Once we got back from the Gamescom, we began an endless crunch time phase. It was like a never-ending 90% of the development cycle. I’m aware that while I was developing night and day, I couldn’t find any time to follow all other fundamental aspects of the game. Without Headup’s support I would have never been able to do a single thing to properly promote our game, to answer questions, to handle the press release and so on. We choose 14 February for release. One month before release, we started sending steam keys to streamers and the first articles began to show up: we had received some good coverage from websites like PCGamer, Rock Paper Shotgun, Polygon, PasteMagazine. We’ve been working hard until the very end. On the release date we were all in a hurry and right after the launch, we began working again. Players made many requests and they also found some bugs – everyone was supportive. We had this small and loyal community, and they helped us refine the game. Since release we are updating the game once a week: we fix bugs and add features. This has created a very positive channel with our customers and they tend to say how prompt we are in listening to their feedback. In my opinion, even if this game is like a child of mine, and even if I have raised this child for three years, now it belongs to everyone and now our team is working for this game, but the creative process and the design belongs to us and to all players as well. All good ideas that came from the community are very good ideas and there’s no reason not to implement those. I think that working hard to add the requested features is the least I can do to make this game really complete. That’s my way to keep those three ideas true even at this stage: collaboration, experimentation, innovation.

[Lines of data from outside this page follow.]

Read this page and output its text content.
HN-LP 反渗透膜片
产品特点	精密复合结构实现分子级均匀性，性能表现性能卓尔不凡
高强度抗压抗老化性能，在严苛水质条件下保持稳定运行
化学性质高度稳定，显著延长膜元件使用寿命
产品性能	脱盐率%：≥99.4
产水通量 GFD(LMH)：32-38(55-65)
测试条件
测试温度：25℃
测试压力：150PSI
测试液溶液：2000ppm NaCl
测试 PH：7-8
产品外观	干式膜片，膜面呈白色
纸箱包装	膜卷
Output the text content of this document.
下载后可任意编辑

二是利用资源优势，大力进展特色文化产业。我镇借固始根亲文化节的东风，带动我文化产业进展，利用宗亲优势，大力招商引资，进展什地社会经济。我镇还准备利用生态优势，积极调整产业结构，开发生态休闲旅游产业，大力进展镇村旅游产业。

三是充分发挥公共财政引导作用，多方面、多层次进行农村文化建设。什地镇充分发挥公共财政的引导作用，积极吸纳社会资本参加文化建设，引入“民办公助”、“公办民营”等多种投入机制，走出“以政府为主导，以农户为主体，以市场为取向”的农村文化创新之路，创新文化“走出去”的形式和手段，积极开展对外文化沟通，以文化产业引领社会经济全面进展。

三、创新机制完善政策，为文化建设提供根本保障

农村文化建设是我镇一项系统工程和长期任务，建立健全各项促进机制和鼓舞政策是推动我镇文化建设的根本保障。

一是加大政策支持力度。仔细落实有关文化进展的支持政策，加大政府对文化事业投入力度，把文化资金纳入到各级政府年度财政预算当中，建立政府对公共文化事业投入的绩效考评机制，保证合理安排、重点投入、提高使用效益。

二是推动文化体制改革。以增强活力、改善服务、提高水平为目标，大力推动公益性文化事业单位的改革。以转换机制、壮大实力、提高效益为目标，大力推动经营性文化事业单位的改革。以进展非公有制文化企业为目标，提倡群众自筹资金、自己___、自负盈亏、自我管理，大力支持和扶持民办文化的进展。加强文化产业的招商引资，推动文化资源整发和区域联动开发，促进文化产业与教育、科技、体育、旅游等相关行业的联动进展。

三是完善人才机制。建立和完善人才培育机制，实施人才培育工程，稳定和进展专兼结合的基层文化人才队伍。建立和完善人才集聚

Making a game is an activity that requires big sacrifices. In the small and the big things, there’s much tension and many beautiful moments; it makes you grow, it always takes away something from you but replaces this thing with something new. This story began among friends in a Jam in Rome and in three years it brought us all over the world and let us exit our local reality to dive into something that’s bigger than us. It gave us a lot and I can definitely say that it’s been an incredible adventure. The only thing we didn’t take into account is that the release would have been just the end of a chapter instead of the end of the story. So now I think I’ll get back to coding, still dreaming about the end of this project and the beginning of another, that may bring us growth, satisfaction and that may keep fuelling our will to dream and make every player out there happy.